Upset consumers have long taken to social media to express disgust at finding insects in produce they've purchased from Australian supermarkets.

From worms, ladybugs, cockroaches, flies and moths - it's obvious health-conscious consumers aren't the only ones with a taste for fresh fruit and vegetables.

But not everyone is as sympathetic as retailers, however, with many saying people who complain about the presence of foreign objects in their food should suck it up.

Zoe Anderson was chowing down on a Coles Caesar Salad from the Bonnells Bay store in New South Wales on Wednesday when she made a gruesome discovery.

The design student claimed she found a large dead insect just as she was almost finished, forcing her to choke back an overwhelming desire to vomit.

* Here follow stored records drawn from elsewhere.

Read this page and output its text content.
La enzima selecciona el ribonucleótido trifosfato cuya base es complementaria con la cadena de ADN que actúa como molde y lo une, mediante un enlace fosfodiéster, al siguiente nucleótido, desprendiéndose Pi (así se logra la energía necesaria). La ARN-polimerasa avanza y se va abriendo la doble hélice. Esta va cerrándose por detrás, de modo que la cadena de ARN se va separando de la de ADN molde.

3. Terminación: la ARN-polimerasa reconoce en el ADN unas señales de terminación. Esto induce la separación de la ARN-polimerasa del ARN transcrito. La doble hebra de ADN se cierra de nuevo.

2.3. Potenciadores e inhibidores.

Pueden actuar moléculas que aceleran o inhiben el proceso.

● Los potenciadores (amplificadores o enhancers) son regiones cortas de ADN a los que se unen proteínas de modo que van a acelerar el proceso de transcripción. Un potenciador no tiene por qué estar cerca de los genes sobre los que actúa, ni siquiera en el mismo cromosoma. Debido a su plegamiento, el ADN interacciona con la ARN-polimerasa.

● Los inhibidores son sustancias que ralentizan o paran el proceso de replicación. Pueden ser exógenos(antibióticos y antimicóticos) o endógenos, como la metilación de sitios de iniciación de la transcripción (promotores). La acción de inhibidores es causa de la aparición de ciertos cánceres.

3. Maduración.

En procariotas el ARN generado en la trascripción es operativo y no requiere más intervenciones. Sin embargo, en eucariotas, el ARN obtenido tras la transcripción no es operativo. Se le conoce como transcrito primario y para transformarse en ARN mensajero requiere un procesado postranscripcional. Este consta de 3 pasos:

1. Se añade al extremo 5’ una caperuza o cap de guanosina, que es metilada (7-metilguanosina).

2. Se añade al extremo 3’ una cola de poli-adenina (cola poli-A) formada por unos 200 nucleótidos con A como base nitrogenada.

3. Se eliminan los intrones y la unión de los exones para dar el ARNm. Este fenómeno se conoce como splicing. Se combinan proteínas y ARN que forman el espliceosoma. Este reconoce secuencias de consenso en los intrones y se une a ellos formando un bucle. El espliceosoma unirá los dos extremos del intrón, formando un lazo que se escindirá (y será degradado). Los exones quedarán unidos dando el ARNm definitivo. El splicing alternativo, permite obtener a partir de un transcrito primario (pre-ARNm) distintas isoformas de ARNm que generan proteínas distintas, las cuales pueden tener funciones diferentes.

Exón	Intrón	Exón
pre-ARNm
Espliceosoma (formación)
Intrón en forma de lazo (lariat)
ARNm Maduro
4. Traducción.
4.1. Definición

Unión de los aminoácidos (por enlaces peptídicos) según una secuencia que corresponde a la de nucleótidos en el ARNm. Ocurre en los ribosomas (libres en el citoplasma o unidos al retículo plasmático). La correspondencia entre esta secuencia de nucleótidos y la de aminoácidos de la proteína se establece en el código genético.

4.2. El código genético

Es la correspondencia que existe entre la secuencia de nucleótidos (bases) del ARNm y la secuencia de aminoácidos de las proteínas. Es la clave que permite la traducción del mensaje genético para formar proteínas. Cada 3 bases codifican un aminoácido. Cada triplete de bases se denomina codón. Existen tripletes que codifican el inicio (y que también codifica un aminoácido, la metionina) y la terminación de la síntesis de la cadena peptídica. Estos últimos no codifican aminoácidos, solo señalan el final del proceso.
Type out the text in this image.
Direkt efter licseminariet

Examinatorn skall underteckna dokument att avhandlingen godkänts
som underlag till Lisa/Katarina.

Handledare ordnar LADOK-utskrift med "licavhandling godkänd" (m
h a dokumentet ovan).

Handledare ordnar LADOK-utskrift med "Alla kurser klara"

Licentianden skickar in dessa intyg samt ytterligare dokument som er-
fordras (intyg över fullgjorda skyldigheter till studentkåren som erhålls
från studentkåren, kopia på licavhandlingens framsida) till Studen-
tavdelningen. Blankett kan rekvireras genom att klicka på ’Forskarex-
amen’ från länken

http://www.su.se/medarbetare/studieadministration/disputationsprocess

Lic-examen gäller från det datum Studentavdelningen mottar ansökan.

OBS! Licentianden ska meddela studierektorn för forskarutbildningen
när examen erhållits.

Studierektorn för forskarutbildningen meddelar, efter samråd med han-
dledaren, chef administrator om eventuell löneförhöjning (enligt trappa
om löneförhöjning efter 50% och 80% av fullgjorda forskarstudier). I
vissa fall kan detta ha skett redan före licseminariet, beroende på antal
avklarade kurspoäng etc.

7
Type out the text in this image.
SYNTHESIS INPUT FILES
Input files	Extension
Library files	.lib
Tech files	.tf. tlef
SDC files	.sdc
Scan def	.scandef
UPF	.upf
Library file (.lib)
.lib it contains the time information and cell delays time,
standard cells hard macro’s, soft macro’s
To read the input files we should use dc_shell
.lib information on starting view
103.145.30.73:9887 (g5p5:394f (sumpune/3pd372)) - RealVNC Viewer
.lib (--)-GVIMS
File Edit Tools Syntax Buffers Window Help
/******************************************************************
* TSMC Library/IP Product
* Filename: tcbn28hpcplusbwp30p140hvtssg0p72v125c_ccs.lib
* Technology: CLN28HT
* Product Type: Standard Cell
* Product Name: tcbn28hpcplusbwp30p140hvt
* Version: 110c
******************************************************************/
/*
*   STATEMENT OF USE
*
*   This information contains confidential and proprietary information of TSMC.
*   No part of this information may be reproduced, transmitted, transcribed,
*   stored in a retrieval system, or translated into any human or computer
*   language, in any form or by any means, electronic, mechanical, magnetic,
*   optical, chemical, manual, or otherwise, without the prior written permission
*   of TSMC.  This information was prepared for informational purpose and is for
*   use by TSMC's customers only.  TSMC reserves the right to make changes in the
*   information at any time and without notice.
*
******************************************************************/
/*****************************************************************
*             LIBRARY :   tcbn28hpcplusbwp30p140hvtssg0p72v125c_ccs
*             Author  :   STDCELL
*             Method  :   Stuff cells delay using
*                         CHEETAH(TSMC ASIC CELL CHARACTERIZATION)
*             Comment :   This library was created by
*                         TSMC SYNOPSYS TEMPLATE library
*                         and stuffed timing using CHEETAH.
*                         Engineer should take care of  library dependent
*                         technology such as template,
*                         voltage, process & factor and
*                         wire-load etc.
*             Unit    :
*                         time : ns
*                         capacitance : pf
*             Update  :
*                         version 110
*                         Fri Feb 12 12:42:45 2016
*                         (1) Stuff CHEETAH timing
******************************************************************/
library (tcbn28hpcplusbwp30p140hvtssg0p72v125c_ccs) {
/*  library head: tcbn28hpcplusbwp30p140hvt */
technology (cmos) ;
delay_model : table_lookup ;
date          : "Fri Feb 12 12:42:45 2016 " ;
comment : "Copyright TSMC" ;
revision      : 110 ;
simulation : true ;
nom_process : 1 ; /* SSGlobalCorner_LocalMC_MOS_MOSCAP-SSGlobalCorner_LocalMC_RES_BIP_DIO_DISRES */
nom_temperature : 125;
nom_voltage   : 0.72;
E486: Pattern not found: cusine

Traumatised, she vowed to never purchase a salad from the retailer again, meanwhile, Coles said it had contacted Ms Anderson to follow up her complaint.

The 22-year-old was not the first to find a deceased animal in food purchased from a supermarket, and almost certainly won't be the last.

But those on the sidelines have argued the presence of rogue creatures might not be such a bad thing after all, given it was often a sign of healthy, thriving crops.

Among the plethora of posts to Facebook criticising retailers for incompetent washing and packaging were many people urging others to take better care themselves.

In several posts complaining about small insects either live or dead in a pile of leafy green vegetables, many commenters expressed it was only natural.

'This happens all the time that's why you wash it before you eat it?,' someone wrote to a shopper unhappy about their lettuce crawling in bugs.

Another claimed they were fine dealing with animals on their food if it meant no nasty chemicals, writing: 'Exactly, I'd rather live bugs than my produce drowned in pesticides'.

Someone else said, 'This happens all the time that's why you wash it before you eat it?.'

'I'd rather a tiny bug than poisonous pesticides,' another person said.

One shopper stated animals inside produce, dead or alive, was actually positive for the consumer.

'Bugs are good! It means no pesticides have been used,' they wrote.

Another person agreed and claimed it was a sign the product was extra fresh.

'That's as fresh as it gets! Straight from the ground to your plate,' their comment read.

Daily Mail Australia has contacted Coles and Woolworths for comment.